Descontos em academias de ginástica, óticas, cirurgias de estética e até em cursos de idiomas são algumas das vantagens que as empresas privadas de planos de saúde na Argentina oferecem para cobrar um pouco mais pela mensalidade e tentar aumentar a rentabilidade. O mercado argentino é para poucos atores, com altos custos e grande competitividade.
Em vigor desde o início deste ano, a lei dos planos privados de saúde obriga as empresas a oferecer uma cobertura mínima que inclui tratamento de doenças pré-existentes, proíbe cobranças diferenciadas por faixa etária e impede o estabelecimento de carências. Todos os planos preveem descontos em medicamentos de até 70% e cobrem odontologia básica.

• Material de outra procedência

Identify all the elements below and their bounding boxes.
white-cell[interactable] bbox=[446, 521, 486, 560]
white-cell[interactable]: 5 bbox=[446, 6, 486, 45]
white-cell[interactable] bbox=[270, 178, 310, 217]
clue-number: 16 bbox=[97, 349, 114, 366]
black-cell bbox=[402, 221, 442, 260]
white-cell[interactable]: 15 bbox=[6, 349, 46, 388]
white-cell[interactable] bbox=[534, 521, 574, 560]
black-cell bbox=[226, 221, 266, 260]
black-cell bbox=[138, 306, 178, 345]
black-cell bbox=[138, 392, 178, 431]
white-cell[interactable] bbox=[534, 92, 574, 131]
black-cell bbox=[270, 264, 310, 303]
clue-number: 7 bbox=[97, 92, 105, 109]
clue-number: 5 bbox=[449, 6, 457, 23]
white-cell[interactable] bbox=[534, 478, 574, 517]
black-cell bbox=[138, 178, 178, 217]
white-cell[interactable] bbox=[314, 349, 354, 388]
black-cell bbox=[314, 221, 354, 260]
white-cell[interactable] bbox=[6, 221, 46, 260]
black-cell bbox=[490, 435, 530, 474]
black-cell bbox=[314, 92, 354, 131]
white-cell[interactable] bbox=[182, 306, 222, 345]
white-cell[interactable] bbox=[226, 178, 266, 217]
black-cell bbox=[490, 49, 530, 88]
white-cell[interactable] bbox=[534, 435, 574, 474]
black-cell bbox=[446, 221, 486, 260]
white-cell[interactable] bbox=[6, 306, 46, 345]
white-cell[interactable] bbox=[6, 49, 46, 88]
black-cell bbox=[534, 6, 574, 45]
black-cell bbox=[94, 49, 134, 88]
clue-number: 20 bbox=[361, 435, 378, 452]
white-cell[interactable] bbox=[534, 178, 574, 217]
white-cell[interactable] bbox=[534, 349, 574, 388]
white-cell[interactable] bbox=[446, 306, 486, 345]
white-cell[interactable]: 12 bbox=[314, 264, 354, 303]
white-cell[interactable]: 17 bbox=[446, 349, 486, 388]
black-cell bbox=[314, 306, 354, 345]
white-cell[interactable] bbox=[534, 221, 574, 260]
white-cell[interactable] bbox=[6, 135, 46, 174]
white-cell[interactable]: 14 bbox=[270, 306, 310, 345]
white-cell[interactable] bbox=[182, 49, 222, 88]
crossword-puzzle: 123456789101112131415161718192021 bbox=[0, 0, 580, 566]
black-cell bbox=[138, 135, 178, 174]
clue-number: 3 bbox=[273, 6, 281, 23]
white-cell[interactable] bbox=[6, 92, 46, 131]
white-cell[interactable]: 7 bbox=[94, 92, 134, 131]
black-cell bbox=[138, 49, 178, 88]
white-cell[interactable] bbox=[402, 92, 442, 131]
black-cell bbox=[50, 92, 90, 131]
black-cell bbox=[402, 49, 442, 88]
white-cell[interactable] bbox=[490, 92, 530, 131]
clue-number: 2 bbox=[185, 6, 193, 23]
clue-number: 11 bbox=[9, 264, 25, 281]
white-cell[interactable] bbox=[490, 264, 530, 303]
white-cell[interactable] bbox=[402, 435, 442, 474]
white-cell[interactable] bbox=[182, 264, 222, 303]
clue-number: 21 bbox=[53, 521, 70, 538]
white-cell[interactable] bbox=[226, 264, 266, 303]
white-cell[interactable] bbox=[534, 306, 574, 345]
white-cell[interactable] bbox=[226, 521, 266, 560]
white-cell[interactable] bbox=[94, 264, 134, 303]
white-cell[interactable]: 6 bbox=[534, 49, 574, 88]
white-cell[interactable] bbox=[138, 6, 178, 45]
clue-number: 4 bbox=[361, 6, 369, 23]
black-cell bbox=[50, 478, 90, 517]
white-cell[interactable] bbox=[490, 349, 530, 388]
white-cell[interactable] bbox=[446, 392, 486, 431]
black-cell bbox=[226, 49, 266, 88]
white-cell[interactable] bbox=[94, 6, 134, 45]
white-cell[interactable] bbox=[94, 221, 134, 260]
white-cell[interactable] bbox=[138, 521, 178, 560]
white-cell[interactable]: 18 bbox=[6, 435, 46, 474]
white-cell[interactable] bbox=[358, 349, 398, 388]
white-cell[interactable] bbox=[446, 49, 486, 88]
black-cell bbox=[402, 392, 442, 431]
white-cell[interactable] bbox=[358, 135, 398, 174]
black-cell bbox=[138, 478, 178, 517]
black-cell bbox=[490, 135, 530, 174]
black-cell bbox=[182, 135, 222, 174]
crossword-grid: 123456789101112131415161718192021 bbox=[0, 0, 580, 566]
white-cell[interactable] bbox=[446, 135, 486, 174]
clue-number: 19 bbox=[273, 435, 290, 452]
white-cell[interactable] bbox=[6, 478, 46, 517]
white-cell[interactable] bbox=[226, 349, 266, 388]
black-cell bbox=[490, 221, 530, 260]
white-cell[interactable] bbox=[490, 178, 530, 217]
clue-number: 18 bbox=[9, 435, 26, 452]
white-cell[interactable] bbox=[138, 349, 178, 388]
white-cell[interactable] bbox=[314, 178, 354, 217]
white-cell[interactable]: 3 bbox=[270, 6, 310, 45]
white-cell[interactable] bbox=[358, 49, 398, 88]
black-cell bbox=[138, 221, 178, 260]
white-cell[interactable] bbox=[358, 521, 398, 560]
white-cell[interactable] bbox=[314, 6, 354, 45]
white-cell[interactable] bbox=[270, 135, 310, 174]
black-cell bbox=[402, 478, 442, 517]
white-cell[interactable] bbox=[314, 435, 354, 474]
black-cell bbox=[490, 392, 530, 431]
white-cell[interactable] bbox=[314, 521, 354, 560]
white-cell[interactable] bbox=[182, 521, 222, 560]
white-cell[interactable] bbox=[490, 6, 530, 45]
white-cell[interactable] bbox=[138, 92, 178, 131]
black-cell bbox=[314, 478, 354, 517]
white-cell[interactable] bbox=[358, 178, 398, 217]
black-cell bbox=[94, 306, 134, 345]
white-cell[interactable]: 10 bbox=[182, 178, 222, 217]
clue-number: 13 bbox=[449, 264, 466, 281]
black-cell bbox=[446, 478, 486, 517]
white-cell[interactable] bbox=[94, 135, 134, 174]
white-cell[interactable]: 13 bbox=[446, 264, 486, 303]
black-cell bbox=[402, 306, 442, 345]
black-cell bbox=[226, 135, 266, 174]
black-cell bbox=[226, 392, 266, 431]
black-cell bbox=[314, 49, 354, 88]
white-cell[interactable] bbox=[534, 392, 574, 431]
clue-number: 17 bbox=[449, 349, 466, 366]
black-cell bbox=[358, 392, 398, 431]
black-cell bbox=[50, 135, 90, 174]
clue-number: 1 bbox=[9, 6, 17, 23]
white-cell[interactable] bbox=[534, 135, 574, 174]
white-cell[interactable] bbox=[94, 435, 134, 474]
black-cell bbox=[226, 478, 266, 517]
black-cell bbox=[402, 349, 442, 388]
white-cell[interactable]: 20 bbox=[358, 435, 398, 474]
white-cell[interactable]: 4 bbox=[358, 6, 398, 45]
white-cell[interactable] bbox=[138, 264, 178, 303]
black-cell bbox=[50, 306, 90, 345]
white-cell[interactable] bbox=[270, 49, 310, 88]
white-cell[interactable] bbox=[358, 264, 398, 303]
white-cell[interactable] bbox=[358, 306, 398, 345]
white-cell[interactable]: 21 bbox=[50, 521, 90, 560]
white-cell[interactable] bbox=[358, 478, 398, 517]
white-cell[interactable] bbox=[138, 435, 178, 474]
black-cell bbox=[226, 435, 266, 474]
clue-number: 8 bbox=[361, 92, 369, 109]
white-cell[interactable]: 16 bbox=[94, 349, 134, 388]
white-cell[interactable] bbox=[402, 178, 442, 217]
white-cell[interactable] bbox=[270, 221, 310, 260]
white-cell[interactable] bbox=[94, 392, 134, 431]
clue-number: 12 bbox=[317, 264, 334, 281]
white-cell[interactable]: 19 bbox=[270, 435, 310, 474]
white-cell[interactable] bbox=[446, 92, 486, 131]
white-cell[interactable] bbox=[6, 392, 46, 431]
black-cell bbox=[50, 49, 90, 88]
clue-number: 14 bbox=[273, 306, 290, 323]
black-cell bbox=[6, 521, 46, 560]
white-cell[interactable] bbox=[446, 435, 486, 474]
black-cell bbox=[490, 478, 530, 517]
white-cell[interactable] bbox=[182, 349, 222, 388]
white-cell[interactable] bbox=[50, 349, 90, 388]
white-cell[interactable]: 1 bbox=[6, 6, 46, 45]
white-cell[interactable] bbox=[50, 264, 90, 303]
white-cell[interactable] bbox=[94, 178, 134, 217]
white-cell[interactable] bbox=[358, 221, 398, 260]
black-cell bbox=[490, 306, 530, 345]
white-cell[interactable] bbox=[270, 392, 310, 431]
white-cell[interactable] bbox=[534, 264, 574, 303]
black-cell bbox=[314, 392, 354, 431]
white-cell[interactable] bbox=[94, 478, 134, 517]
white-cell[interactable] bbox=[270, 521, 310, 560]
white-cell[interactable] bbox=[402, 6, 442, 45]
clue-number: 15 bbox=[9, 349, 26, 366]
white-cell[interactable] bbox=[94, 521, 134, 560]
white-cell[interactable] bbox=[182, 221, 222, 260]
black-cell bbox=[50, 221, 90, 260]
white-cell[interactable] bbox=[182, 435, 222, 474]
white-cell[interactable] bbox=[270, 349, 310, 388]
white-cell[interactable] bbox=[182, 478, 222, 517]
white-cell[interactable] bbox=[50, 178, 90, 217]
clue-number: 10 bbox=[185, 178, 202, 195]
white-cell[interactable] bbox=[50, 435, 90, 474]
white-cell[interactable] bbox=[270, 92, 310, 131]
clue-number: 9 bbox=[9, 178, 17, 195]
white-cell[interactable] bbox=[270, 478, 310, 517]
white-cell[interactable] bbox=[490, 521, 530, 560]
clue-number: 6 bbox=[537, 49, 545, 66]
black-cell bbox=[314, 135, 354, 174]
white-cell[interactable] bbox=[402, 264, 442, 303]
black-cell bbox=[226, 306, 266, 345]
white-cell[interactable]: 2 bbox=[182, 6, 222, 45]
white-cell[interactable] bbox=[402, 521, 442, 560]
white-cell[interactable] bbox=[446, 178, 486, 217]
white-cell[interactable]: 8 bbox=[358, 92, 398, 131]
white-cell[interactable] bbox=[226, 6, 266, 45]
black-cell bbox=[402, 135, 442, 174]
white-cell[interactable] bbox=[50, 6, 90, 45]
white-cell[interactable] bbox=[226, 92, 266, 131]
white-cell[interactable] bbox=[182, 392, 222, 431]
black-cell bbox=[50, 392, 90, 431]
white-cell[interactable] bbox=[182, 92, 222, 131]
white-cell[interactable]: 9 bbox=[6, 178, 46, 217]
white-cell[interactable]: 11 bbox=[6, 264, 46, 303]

Está quase tudo coberto e o aumento de custos limita a competição em preço. A saída é cobrar por adicionais que podem interessar a quem tem maior poder aquisitivo, comentou o presidente da Associação das Empresas de Medicina Privada (Ademp), Nestor Gallardo.
O sistema de saúde argentino é misto, como o brasileiro, mas a saúde pública não é universal: a rede pública está aberta para procedimentos de alta complexidade, aposentados e cidadãos que não estejam no mercado de trabalho formal, o que inclui cerca de 38% da população de 46 milhões de habitantes.
A saúde da maior parte dos argentinos está à cargo dos sindicatos, que controlam as obras sociais. Cada grande sindicato cria a sua própria rede de assistência, com muitos hospitais próprios e médicos credenciados. É um universo pulverizado, com 250 entidades. A maior delas, a dos comerciários, conta com 1 milhão de afiliados. Atendem a 51% da população.
Os planos de saúde privada ficam com os 11% restantes, ou 5 milhões de clientes, divididos igualmente entre planos corporativos e individuais. O primeiro segmento é o que mais cresce, com a redução do desemprego na Argentina nos últimos anos, e nessa fatia o poder de fogo está com o usuário.
A lei determina que o empregado pague 30% da prestação e dá a ele o direito de escolher qual o plano que o seu empregador irá pagar , comenta Gallardo. Como a obra social sempre será mais barata que o plano privado, as empresas do setor procuram se diferenciar pela cobertura ainda mais abrangente, disse a especialista Daniela Khole, da empresa de consultoria na área de saúde Key Market.
De acordo com Daniela, a baixa rentabilidade provocou um movimento de concentração entre as empresas privadas. As cinco maiores (OSDE, Swiss Medical, Galeno, Omint e Medicus) controlam 75% do mercado. As dez maiores ficam com 90% do total. É estratégico para as empresas verticalizarem o sistema. Apenas uma grande operadora, a OSDE, não conta com hospitais próprios. Isto torna a concentração um fenômeno natural, disse.
As empresas de capital estrangeiro foram absorvidas pelas grandes competidoras nacionais. A última a se retirar foi a Consolidar, que era controlada pela espanhola BBV e foi absorvida pela Omint. A brasileira Amil chegou a atuar no país, mas saiu em 2000. Este mercado altamente regulado pelo governo e com margem estreita nunca atraiu os investidores externos, comentou.
No último ano, além da nova regulamentação, outro fator que fechou a porta para o capital de fora foi o ambiente de restrição cambial que a Argentina passou a viver desde outubro. A remessa de lucros e dividendos para o exterior passou a ser severamente limitada. E o controle de preços pode afetar o funcionamento do sistema. Nesta segunda-feira, hospitais e clínicas particulares deixarão de atender clientes do setor privado em todo o país, em um protesto contra o reajuste de 7% na remuneração paga pelos planos, percentual baixo diante da inflação. Este percentual é exatamente o que foi autorizado pelo secretário de Comércio Interior, Guillermo Moreno, para as prestações dos planos ao consumidor final. Os planos pretendiam aplicar um reajuste de 15% nas mensalidades e de 12% para os prestadores de serviço.
Segundo Daniela Khole, o setor privado de planos de saúde fatura cerca de US$ 4,5 bilhões no país. O crescimento médio real anual tem sido de 5%, já descontada a inflação estimada da ordem de 25% ao ano. A expansão tem se dado pelo aumento do número de clientes, que vão paulatinamente migrando das obras sociais, afirmou.